I brought this classic baked eggs and tomato sauce dish to another level. My shakshuka is kicked up a few notches with harissa paste and crumbled, tangy feta cheese.
If you’re not familiar with shakshuka, first off, you should be and secondly, it’s a traditional North African/Middle Eastern baked eggs dish in a spicy tomato sauce. The foundation of the sauce consists of onions, bell peppers and a mixture of spices (cumin, coriander, paprika). I threw in some harissa paste for a little kick and a combo of both sweet and smoked paprika. My version of shakshuka is a bit more mildly spiced than what you might find in Africa, so feel free to bump up the spice level to your liking. A fresh hot pepper would also be great in this dish.
While recipe testing, I found that if you cook the eggs on the stove top (even with the lid on the pan), it’s difficult to cook them evenly. My center egg ended up nearly hard-cooked while my outer eggs had much runnier yolks. There’s of course a time lag between the first and last egg you put into the pan, but I found the heat distribution to be the biggest playing factor. To avoid unevenly cooked yolks, I suggest baking the eggs in the oven. It also creates the perfect opportunity to throw your loaf of bread in there too and crisp it up at the same time.

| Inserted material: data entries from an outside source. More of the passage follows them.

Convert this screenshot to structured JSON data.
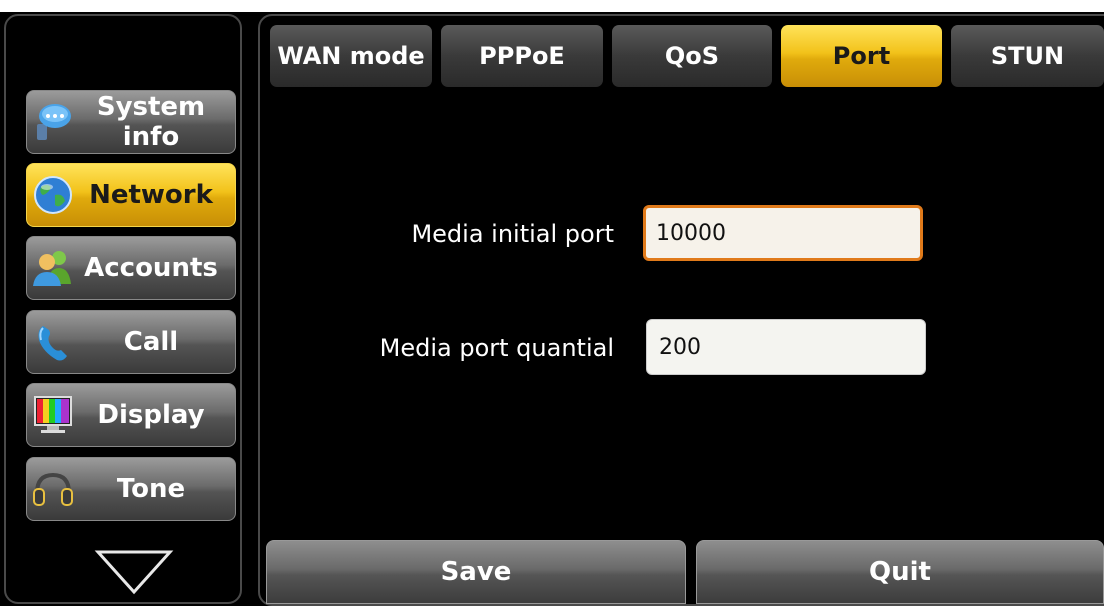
{
  "sidebar": {
    "items": [
      {
        "label": "System info",
        "icon": "chat-bubble-icon",
        "active": false
      },
      {
        "label": "Network",
        "icon": "globe-icon",
        "active": true
      },
      {
        "label": "Accounts",
        "icon": "users-icon",
        "active": false
      },
      {
        "label": "Call",
        "icon": "phone-handset-icon",
        "active": false
      },
      {
        "label": "Display",
        "icon": "monitor-icon",
        "active": false
      },
      {
        "label": "Tone",
        "icon": "headphones-icon",
        "active": false
      }
    ],
    "more_icon": "triangle-down-icon"
  },
  "tabs": [
    {
      "label": "WAN mode",
      "active": false
    },
    {
      "label": "PPPoE",
      "active": false
    },
    {
      "label": "QoS",
      "active": false
    },
    {
      "label": "Port",
      "active": true
    },
    {
      "label": "STUN",
      "active": false
    }
  ],
  "form": {
    "media_initial_port": {
      "label": "Media initial port",
      "value": "10000"
    },
    "media_port_quantial": {
      "label": "Media port quantial",
      "value": "200"
    }
  },
  "actions": {
    "save_label": "Save",
    "quit_label": "Quit"
  },
  "colors": {
    "accent": "#f2c21a",
    "focus_border": "#e07a1a",
    "background": "#000000"
  }
}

Once your beautiful little eggs are cooked, top this shakshuka with loads of cilantro (or parsley if you’re one of those people who can’t eat cilantro) and crumble over some good feta cheese. Now you’re in business. Grab that bread and dip away.
- ¼ cup extra virgin olive oil
- 4 shallots or 1 large red onion, chopped into ½ inch pieces (I used 3 mini red onions)
- 1 large red bell pepper, chopped into ½ inch pieces
- 2 large cloves garlic, minced
- 1 tsp cumin
- ½ tsp coriander
- ½ tsp sweet paprika
- ½ tsp smoked paprika
- 1 tsp harissa paste, or to taste
- 28 oz canned whole San Marzano tomatoes
- Pinch sugar (optional)
- 5-6 eggs
- Cilantro, for garnish
- Feta cheese, for sprinkling
- Kosher salt and fresh cracked pepper
- Warm crusty bread, for serving
- Cook onions and pepper: Warm a large nonstick pan or cast iron skillet over medium heat. Add oil followed by onions and peppers. Season with salt. Cook for 30 minutes or until vegetables or soft and very sweet. Reduce heat to medium-low or low, when needed, to avoid browning.
- Finish cooking sauce: Add garlic and spices to the pan. Toast for 30-60 seconds, making sure the garlic doesn’t brown. Stir in harissa. Add tomatoes. Season with salt and pepper. Increase heat to medium and bring to a simmer. Break up tomatoes with spoon. Partially cover and simmer over medium-low heat for 30-40 minutes or until sauce is thickened and flavorful. Taste and adjust seasoning, as needed. Add sugar to round out flavors, if desired. While sauce cooks, preheat oven to 375°F if baking eggs in oven.
- Cook eggs & serve: You can either cook eggs completely over the stove top to keep things simpler, or for more even cooking, I suggest baking the eggs in the oven. Make wells in sauce with the back of a large spoon. Crack eggs separately into a bowl and carefully pour into wells. You should be able to fit 5-6 eggs over the sauce. Season with salt. If baking, place on center rack of preheated oven uncovered, and cook for 7-10 minutes or until whites are just set. If finishing on stove top, cover and cook over medium-low heat for about 8-12 minutes or until whites are just set. Garnish shakshuka with cilantro and crumbled feta. Serve out of pan. Enjoy.